Austin isn’t the only location in Texas attracting lawyers from other offices as out-of-state firms build head count in Texas. At Shearman & Sterling, for instance, partner Mallory Brennan recently relocated to Houston from the firm’s New York office, and senior associate Rachel Mossman moved to Dallas from Washington, D.C.
Reed Smith has a history in Texas and elsewhere of moving an integration partner to a new office to help with hiring and to instill the firm’s culture in new offices. That was the case in 2013, when Reed Smith launched its Houston office, and San Francisco partner David Thompson, who had previously managed that California office, moved to the new Houston office as integration partner.

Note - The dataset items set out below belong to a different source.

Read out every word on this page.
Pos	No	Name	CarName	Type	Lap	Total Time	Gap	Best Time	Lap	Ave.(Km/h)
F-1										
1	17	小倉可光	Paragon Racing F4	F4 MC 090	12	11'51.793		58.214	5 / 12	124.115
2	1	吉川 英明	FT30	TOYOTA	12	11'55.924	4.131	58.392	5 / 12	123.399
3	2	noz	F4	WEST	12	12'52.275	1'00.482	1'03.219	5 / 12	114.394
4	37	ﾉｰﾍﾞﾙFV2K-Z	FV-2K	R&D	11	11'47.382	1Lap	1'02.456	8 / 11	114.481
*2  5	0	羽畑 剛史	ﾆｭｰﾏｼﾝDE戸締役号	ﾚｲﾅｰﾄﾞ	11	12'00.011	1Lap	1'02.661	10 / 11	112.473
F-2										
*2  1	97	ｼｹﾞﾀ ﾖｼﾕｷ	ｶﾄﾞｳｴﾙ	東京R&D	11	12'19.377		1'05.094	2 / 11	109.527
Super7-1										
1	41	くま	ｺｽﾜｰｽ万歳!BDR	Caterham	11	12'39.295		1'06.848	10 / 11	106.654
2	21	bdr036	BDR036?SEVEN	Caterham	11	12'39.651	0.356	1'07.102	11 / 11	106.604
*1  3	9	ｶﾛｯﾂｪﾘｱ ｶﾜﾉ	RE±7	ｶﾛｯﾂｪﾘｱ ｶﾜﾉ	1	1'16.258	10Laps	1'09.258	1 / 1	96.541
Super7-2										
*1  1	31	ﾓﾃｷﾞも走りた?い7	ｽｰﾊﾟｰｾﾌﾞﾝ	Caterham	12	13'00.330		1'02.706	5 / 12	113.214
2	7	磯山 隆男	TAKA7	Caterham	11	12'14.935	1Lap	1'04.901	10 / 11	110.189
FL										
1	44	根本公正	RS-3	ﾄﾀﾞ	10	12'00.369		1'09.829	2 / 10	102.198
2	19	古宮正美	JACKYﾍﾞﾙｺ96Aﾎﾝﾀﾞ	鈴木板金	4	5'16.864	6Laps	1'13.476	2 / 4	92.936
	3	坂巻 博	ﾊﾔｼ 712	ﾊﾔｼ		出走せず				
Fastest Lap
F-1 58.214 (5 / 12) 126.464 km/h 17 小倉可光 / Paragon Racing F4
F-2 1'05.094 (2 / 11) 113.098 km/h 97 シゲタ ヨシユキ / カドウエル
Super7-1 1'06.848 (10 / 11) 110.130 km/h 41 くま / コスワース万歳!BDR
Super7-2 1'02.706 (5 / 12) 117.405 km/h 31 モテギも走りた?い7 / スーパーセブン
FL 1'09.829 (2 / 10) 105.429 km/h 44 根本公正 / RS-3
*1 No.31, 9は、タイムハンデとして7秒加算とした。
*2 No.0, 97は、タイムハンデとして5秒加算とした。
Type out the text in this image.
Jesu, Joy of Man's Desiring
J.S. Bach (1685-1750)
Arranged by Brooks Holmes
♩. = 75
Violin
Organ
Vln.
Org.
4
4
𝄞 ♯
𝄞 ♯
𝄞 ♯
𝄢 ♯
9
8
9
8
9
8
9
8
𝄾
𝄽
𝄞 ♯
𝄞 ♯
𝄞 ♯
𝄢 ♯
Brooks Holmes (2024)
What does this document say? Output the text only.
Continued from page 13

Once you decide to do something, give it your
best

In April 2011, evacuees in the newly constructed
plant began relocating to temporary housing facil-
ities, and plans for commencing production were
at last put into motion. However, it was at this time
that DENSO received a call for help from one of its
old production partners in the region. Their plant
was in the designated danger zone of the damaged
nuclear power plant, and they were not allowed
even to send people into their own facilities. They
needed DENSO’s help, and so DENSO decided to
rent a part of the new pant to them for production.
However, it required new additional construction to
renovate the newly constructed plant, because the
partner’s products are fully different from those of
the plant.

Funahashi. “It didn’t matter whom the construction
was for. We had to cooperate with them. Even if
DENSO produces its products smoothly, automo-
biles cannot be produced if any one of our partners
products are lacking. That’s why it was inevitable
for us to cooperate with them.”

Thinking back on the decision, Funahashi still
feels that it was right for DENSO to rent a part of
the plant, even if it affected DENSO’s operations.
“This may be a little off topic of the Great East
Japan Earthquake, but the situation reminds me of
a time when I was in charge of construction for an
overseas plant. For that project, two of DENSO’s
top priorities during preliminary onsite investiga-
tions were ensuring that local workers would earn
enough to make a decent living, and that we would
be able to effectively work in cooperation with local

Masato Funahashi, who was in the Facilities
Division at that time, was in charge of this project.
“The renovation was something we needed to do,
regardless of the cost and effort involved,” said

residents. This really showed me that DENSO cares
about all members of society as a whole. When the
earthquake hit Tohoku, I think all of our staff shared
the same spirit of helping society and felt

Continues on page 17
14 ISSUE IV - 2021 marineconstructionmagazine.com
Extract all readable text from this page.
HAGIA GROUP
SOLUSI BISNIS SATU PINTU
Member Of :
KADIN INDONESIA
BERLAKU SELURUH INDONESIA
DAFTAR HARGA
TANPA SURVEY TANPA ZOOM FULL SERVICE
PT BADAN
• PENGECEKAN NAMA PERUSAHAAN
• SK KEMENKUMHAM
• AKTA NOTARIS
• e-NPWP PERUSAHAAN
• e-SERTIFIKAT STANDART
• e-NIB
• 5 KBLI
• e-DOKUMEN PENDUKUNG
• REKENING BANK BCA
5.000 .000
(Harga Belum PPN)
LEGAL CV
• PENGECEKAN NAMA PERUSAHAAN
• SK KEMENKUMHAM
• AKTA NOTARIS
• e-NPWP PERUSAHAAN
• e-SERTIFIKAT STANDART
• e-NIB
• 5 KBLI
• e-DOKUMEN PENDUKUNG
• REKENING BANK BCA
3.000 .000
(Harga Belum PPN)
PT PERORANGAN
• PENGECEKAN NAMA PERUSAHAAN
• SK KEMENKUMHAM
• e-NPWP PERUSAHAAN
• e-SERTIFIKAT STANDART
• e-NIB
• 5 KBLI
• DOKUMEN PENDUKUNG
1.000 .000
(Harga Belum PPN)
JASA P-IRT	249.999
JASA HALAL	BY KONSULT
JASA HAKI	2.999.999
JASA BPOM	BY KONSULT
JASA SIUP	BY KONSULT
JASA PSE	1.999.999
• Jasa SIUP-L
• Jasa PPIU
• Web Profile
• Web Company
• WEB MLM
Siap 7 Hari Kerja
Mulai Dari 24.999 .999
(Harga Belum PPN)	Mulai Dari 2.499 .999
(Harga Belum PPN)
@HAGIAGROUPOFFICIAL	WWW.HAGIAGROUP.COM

Doug Cameron, Americas managing partner for Reed Smith, said Thompson, who stayed in Houston for 30 months before returning to San Francisco, also spent some time in Dallas after that office opened in 2019. Both of those offices were initially staffed with local laterals hired from a number of firms, so the integration partner helps bring together lawyers who haven’t been working together in the past.
“I’ve been amazed at both Dallas and Houston that we have in a very quick period of time had people come in from three or four different offices, and after a year’s time, you would think they had worked together for 20 years,” Cameron said.
The firm did not bring in an integration partner when it opened in Austin in 2018, related to the firm’s hiring of a large group of health care lawyers from Norton Rose Fulbright in several offices. But in 2020, Cameron said, energy transactions lawyers leading energy transactions partners, Gary Johnson of Houston and Edward Rogan of San Francisco relocated to the firm’s Austin office. And, entertainment partner Lawrence Waks, who joined the firm in April, worked in Dallas and Austin.
Despite that, Cameron said the firm has not launched any offices “with essentially no or few lawyers from that jurisdiction.”
Recruiters even see an opportunity to move lawyers to Texas from elsewhere in the country.
Saadia Sultan, who recently Joined The McCormick Group as a law and government affairs search consultant in Houston, said clients are interested in talking to lawyers or government affairs executives from Washington, D.C., to work in the regulatory space or in litigation, in instances where there isn’t enough local talent in Texas. However, in some cases, hiring local is best, she said.
“Lawyers around the country, including in D.C., as they grow their families—Texas is an attractive move for them,” she said.